Daar was-ie overigens niet de enige in, want ook Fred, Jelle en Jan lieten zich met graagte valsdragend vastleggen, onder Ronald's legionairsbaret. Wel hilarisch natuurlijk, en verdiend vermaak voor de winnaars waarmee Sportpark Hartenstein op dat ene moment in het wandeljaar steevast gevuld is. En zoals ik al eerder zei was ik dat zelf niet zozeer, want hoewel ik een prima wandelseizoen (6 officiële en 4 eigen marsen, 5 oefentochten en 1 supportronde Dodentocht) achter de rug had, was ik inmiddels al zo goed getraind dat dat te verwachten viel. Nee, de winnaars, dat waren dit jaar ontegenzeggelijk Lourens Dinger, immers de Airborne voltooiend in slechte trainingsconditie na eerder te zijn uitgevallen op de helft van het Diekirchse, als gezegd Ronald Fischer, en vooral Raymond de Gisser en Marco Neumann. Raymond omdat-ie sowieso de seizoenswinnaar is, qua overwinningen op zichzelf (hij sluit een belachelijk fraai seizoen af waarin-ie van 1 naar 6 linten springt), en Marco omdat-ie, in het Diekirchse dit jaar nog uitgevallen op 12 km, en verleden jaar bij deze zelfde mars asgrijs over de finish strompelend, dit ding vandaag zonder noemenswaardige ellende voltooide. Proficiat, mijne heren.

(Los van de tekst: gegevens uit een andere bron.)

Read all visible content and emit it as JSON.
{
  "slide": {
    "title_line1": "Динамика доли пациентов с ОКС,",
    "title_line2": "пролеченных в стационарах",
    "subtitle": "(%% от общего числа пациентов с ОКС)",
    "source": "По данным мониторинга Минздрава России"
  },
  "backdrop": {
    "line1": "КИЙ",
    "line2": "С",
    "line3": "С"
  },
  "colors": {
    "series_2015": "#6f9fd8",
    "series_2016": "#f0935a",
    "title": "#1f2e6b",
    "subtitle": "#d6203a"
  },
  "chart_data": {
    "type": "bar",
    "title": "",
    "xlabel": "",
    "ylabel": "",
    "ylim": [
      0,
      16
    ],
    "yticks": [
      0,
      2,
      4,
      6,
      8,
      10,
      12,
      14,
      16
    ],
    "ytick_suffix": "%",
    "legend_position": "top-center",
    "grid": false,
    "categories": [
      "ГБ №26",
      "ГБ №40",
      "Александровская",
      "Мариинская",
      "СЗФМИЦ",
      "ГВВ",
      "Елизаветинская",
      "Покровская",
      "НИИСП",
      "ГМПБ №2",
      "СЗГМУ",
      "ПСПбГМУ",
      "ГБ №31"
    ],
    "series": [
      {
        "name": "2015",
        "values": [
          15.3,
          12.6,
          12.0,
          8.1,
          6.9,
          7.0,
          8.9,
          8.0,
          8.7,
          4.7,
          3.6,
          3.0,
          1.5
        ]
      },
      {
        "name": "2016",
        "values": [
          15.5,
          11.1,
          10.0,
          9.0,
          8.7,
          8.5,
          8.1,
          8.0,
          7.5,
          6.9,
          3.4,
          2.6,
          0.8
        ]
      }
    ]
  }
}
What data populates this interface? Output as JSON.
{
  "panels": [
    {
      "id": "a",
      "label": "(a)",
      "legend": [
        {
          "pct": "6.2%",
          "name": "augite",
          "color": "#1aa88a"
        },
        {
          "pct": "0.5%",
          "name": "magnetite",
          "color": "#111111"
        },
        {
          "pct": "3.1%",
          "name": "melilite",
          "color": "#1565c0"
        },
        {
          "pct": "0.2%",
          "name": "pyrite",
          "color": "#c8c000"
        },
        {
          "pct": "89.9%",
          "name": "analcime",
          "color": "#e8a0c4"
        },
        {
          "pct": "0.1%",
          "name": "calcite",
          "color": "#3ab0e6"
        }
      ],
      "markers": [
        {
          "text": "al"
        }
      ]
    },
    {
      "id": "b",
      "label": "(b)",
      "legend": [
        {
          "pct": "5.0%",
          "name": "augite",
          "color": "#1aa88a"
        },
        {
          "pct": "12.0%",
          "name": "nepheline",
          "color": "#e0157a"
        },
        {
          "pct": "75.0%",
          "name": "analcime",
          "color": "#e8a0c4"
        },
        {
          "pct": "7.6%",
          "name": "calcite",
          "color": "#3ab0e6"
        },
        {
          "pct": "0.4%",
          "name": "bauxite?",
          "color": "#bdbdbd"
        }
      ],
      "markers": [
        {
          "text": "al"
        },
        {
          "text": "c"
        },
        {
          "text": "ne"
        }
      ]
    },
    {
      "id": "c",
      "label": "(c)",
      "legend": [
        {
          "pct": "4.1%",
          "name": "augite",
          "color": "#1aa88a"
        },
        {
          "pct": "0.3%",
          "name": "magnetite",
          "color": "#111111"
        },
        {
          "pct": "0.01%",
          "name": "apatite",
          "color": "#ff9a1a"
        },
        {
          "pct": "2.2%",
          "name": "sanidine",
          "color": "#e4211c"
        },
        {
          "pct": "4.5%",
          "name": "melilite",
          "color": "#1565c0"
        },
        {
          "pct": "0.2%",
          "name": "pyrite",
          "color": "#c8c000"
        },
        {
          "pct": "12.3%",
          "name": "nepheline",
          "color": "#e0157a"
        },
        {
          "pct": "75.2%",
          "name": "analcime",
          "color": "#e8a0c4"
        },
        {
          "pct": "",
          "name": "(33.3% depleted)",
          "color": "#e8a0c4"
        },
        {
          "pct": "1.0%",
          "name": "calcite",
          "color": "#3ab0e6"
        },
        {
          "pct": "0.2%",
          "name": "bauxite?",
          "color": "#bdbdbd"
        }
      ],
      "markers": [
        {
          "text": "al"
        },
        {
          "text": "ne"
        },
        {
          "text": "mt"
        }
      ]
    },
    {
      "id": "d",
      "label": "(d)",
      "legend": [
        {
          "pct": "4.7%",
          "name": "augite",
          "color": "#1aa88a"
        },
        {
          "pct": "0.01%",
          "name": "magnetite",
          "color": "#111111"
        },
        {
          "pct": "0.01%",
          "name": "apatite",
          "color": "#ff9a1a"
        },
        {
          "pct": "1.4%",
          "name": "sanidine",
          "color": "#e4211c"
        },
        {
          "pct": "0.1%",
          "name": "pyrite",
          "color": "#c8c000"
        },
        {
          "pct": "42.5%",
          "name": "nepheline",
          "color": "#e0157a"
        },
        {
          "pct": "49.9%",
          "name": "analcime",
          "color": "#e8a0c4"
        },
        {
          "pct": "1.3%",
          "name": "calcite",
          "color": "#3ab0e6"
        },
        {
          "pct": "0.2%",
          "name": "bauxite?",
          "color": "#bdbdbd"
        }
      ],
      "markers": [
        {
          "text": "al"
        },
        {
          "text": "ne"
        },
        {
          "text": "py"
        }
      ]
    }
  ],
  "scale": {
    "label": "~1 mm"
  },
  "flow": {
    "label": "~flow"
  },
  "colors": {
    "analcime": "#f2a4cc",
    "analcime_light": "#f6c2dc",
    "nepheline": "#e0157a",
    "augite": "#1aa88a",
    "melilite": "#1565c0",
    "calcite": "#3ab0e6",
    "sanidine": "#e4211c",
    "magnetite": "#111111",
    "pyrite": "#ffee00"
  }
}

Wij houden niet van wandelen, maar gewandeld hèbben, dat blijft heerlijk: en dus brachten wij een uur of wat door met feliciteren en bierdrinken (geen prettiger tijdverdrijf). Bovendien complimenteerde ik Peter nog even met zijn prachtige vlag-met-Vlaamse-leeuw, die hij nu immers ronddroeg zonder Wandelsoc.-tenue eronder. En toen... ...deed Jochem iets waarvoor wij hem tot in lengte van dagen diepgaand erkentelijk zullen blijven. Hij regelde namelijk een barbecue in het huis van de Heilige, zijn Moeder Lous Prakke bijeen. Alwaar wij in overweldigende warmte (niet louter fysiek) en luxe onderuitzakten, onder de tevreden wakende ogen van Jochem, de op dat moment van dochter Coco hoogzwangere Lydia, oudste dochter Lanca, Jelle en Lous zelf. Wat een prachtig eind aan een lange dag. Dat prieel moet niet veel voller raken met Wandelsoc., want dan passen we er niet meer in, maar mijn God, wat genoten we.

Zozeer zelfs dat de meesten van ons de nacht overbleven, en pas na een uitgebreid ontbijt, de volgende ochtend, weer afscheid namen van Lous. Geweldig eind van een heerlijke mars en een fraai wandelseizoen. Nu snel die vermaledijde Lintjesregen, maar eerst moeten we natuurlijk nog even naar van Wielik. Om nog maar te zwijgen over Seefeld. Seefeld? Ja, Seefeld. Want dit jaar voegen wij voor het eerst de Oostenrijkse Einhornmarsch toe aan ons curriculum, en begint het wandelseizoen dus nog voordat de Lintjesregen van het vorige vergleden is. Een wat curieuze situatie, maar je kunt ons er in ieder geval niet van beschuldigen vastgeroest te zijn in starre patronen. En dus. Mijn prosit heren, keurig gewandeld. Seefeld wacht.